Peki, adına “röveşata” dedikleri bu futbol hareketi insanın hayatını ne kadar etkileyebilir? Anlatayım:
Çocukken bir mahalle maçı esnasında solak olduğumu ve röveşata çekebildiğimi fark eden Eşref Hoca’nın elimden tutup beni kulübe götürmesiyle hayatıma giren futbol, ergenlik dönemlerimde kolay bir sınıf atlama yolu olarak fazlasıyla cazip bir hal almıştı. Planım hemen futbolcu olup iyi para kazanmak ve annemin borçlarını ödemekti. Fakat ciddi bir sorunum vardı. Uzun saçlı olmam ve okur-yazar takılmam yetmezmiş gibi her maçta üst üste giriştiğim röveşata denemeleri de insanlara anlamsız geldiği için bir futbol ucubesi olarak “artist Yaso” diye yaftandım. Gittiğim hiçbir takımda diğer oyuncular (hiçbirisi röveşata çekemiyordu ve hiçbirinin babası saçlarını uzatmasına izin vermiyordu) ve antrenörler beni sevmedi. Öyle ki B Genç Ligi’nde oynadığım 1999 yılında, yalnızca bir sezon içerisinde 6 farklı takımda yer alarak rekor kırdım. En son orta sıralarda yer alan D.spor’da da tutunamayınca usturuplu hiçbir takım beni kabul etmedi. Ben de çareyi ligin son sırasında bulunan S.spor’a lisansımı teslim etmekte buldum.
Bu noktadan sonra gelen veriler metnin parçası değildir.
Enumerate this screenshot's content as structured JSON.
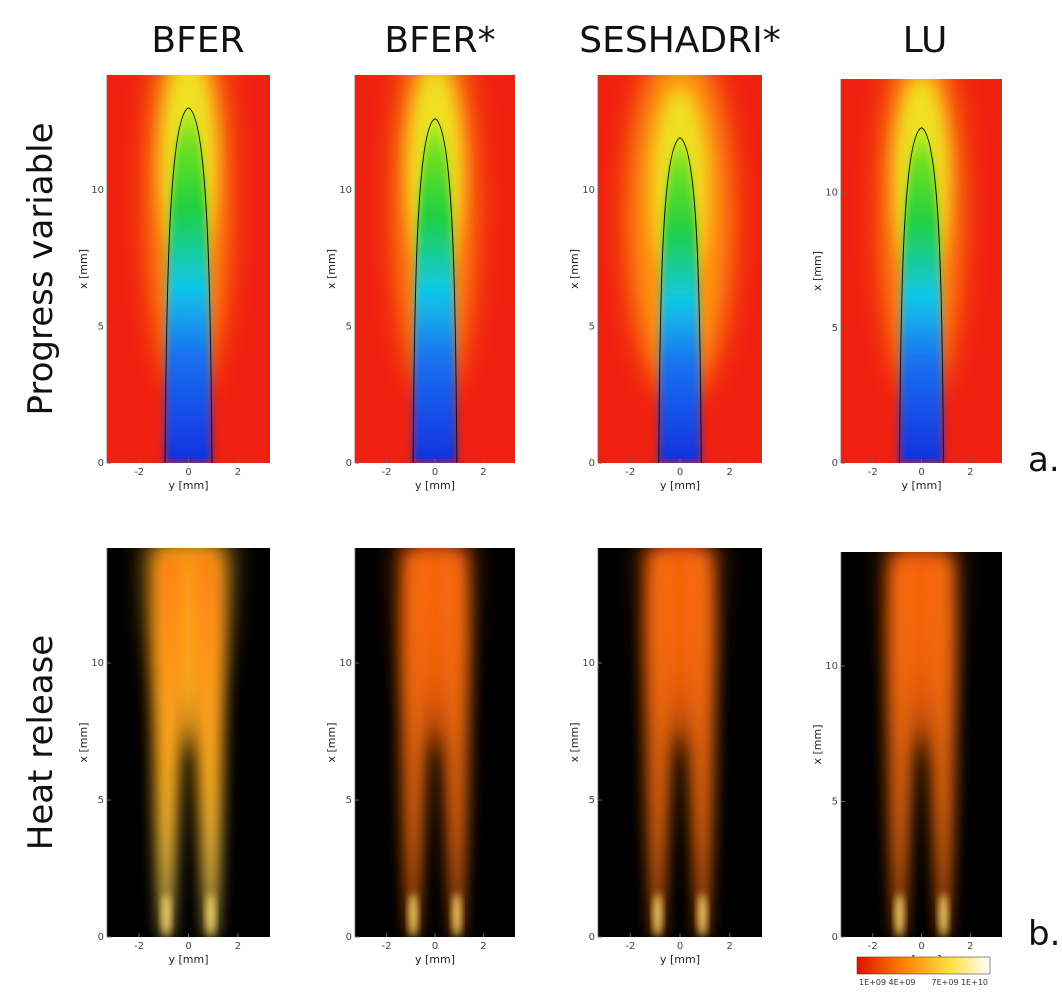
{
  "columns": [
    "BFER",
    "BFER*",
    "SESHADRI*",
    "LU"
  ],
  "rows": [
    {
      "label": "Progress variable",
      "tag": "a."
    },
    {
      "label": "Heat release",
      "tag": "b."
    }
  ],
  "axes": {
    "xlabel": "y [mm]",
    "ylabel": "x [mm]",
    "xticks": [
      -2,
      0,
      2
    ],
    "yticks": [
      0,
      5,
      10
    ],
    "xlim": [
      -3.3,
      3.3
    ],
    "ylim": [
      0,
      14.2
    ]
  },
  "colorbar": [
    "1E+09",
    "4E+09",
    "7E+09",
    "1E+10"
  ]
}
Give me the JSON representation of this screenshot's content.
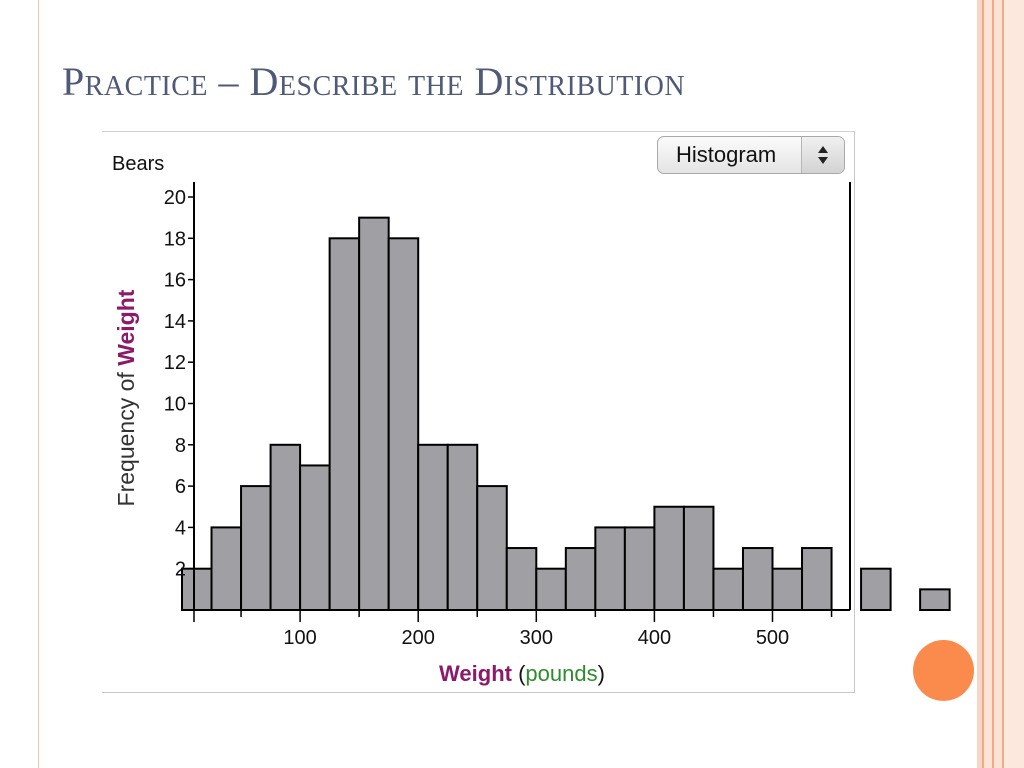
{
  "slide": {
    "title": "Practice – Describe the Distribution"
  },
  "control": {
    "plot_type": "Histogram"
  },
  "chart_data": {
    "type": "bar",
    "dataset_name": "Bears",
    "xlabel": "Weight",
    "xlabel_unit": "pounds",
    "ylabel_prefix": "Frequency of ",
    "ylabel_var": "Weight",
    "bin_width": 25,
    "bin_start": 0,
    "values": [
      2,
      4,
      6,
      8,
      7,
      18,
      19,
      18,
      8,
      8,
      6,
      3,
      2,
      3,
      4,
      4,
      5,
      5,
      2,
      3,
      2,
      3,
      0,
      2,
      0,
      1
    ],
    "xlim": [
      0,
      550
    ],
    "ylim": [
      0,
      20
    ],
    "x_ticks": [
      100,
      200,
      300,
      400,
      500
    ],
    "y_ticks": [
      2,
      4,
      6,
      8,
      10,
      12,
      14,
      16,
      18,
      20
    ],
    "bar_color": "#a0a0a4",
    "xlabel_var_color": "#8b1a6b",
    "xlabel_unit_color": "#2e8b2e",
    "ylabel_var_color": "#8b1a6b",
    "grid": false
  }
}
Tamamı sanayi kalfalarından oluşan bu takımda da tutunamazsam halim haraptı.
Soyunma odasına ilk girdiğimde karşılaştığım şey yine bir grup yarı çıplak abazanın “vay artist Yaso buraya gelmiş”, “sen git kızlarla ip atla”, “artist misin oğlum sen” gibi sataşmalarıydı. Neyse ki ilk antrenman maçında attığım röveşata golüyle hepsinin çenesini kapadım. Antrenör de fena adam değildi aslında, en azından öncekilere nispeten anlayışlıydı. Sonraki birkaç hafta boyunca çıktığım maçlarda ortalamanın üzerinde bir oyun sergiledim. Fakat eninde sonunda bu takımdaki antrenörün de ilgisini çeken şey attığım gollerden çok maçlarda röveşata denemeleriyle harcadığım pozisyonlar oldu.
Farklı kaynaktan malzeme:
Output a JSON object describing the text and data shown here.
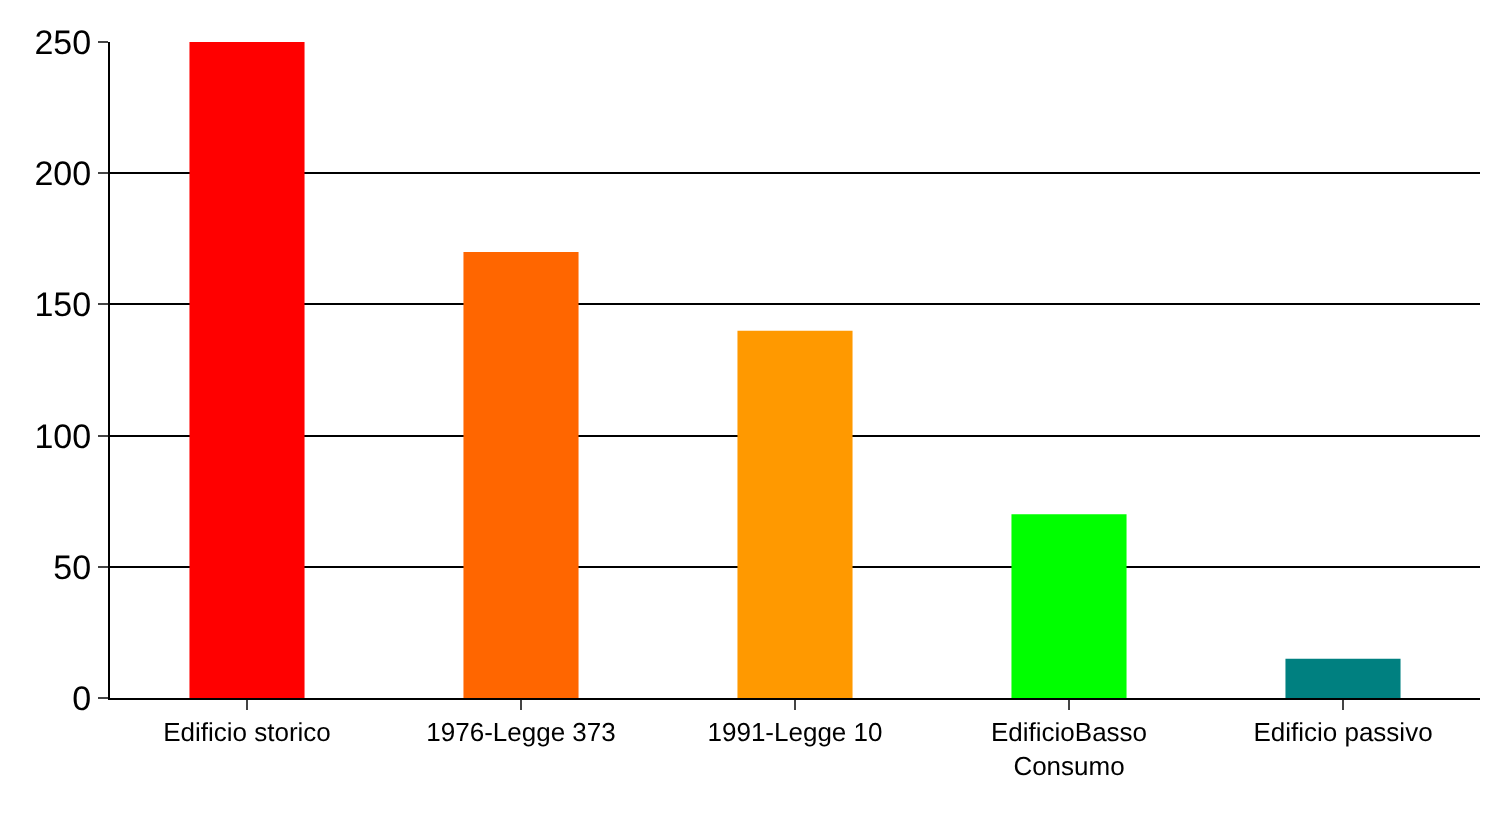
{
  "chart_data": {
    "type": "bar",
    "categories": [
      "Edificio storico",
      "1976-Legge 373",
      "1991-Legge 10",
      "EdificioBasso\nConsumo",
      "Edificio passivo"
    ],
    "values": [
      250,
      170,
      140,
      70,
      15
    ],
    "colors": [
      "#ff0000",
      "#ff6600",
      "#ff9900",
      "#00ff00",
      "#008080"
    ],
    "ylim": [
      0,
      250
    ],
    "yticks": [
      0,
      50,
      100,
      150,
      200,
      250
    ],
    "grid": "y"
  }
}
—Artist misin oğlum sen? Harcadın güzelim topu!
O hafta en çok oynamak istediğim maça sıra gelmişti. Büyük bir kavgayla ayrıldığım [atıldığım] eski takımım D.spor’a karşı oynayacaktık ve benim muhakkak gol atmam lazımdı. Antrenör maçtan önce beni kenara çekip “bu senin son şansın” dedi. “Artistlik yaparsan atarım takımdan”. Çaresiz kafa salladım. “Söz veriyorum hocam” dedim, “röveşata yok, gol var”. Kırmızı bandanamla saçımı tutturup maça çıktım. Hakem yine maç başlamadan kolyemi ve yüzüklerimi çıkarmamı istedi, mukavemet etmedim. O maçta çok mütevazi olmaya karar vermiştim.
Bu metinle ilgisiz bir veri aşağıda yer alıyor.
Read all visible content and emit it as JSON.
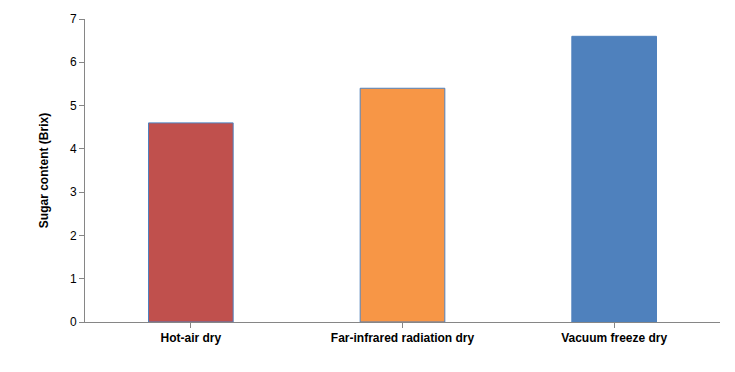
{
  "chart_data": {
    "type": "bar",
    "ylabel": "Sugar content (Brix)",
    "categories": [
      "Hot-air dry",
      "Far-infrared radiation dry",
      "Vacuum freeze dry"
    ],
    "values": [
      4.6,
      5.4,
      6.6
    ],
    "colors": [
      "#c0504d",
      "#f79646",
      "#4f81bd"
    ],
    "ylim": [
      0,
      7
    ],
    "yticks": [
      0,
      1,
      2,
      3,
      4,
      5,
      6,
      7
    ],
    "grid": false
  }
}
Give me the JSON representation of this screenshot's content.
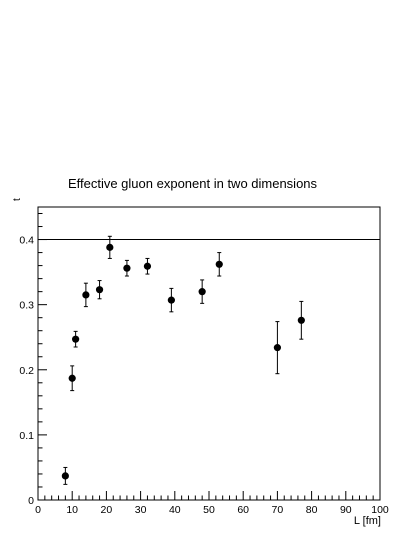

Müsabakanın son 10 dakikasına girdiğimizde o aptal penaltıdan yediğimiz golle 1-0 yenik durumdaydık. Gol atmak için kendimi paralamış ama bir türlü becerememiştim. Eski takımımdaki hödükler de maç boyunca ettikleri küfürlerle iyiden iyiye asabımı bozmuştu. Ne yapacağımı bilemiyordum, kafam çok karışıktı ve sonunda o pozisyon geldi çattı. Sol açıktan ani bir deparla öne fırlayan İzzet sert ve kavisli bir orta yaptı. Kaleci topu yakalayamayıp boşa çıktığından bir anda altı pasın içerisinde boş bir kale ve kafamın yarım metre üstünden bana doğru gelen bir meşin topla baş başa kaldım. Böyle bir pozisyonu kaçırmam imkânsızdı, üfleyerek bile gol atabilirdim, her şey yolundaydı, maçı kurtaran adam olacaktım. Fakat daha fazlasını istiyordum. Tanrı olmak istiyordum, efsane olmak, yeniden iyi bir takıma gitmek, sonra daha iyisine, zengin olup annemin borçlarını ödemek, hemen futbolcu olup parayı kırmak… Her neyse. Olan oldu. Dayanamayıp röveşatayı patlattım.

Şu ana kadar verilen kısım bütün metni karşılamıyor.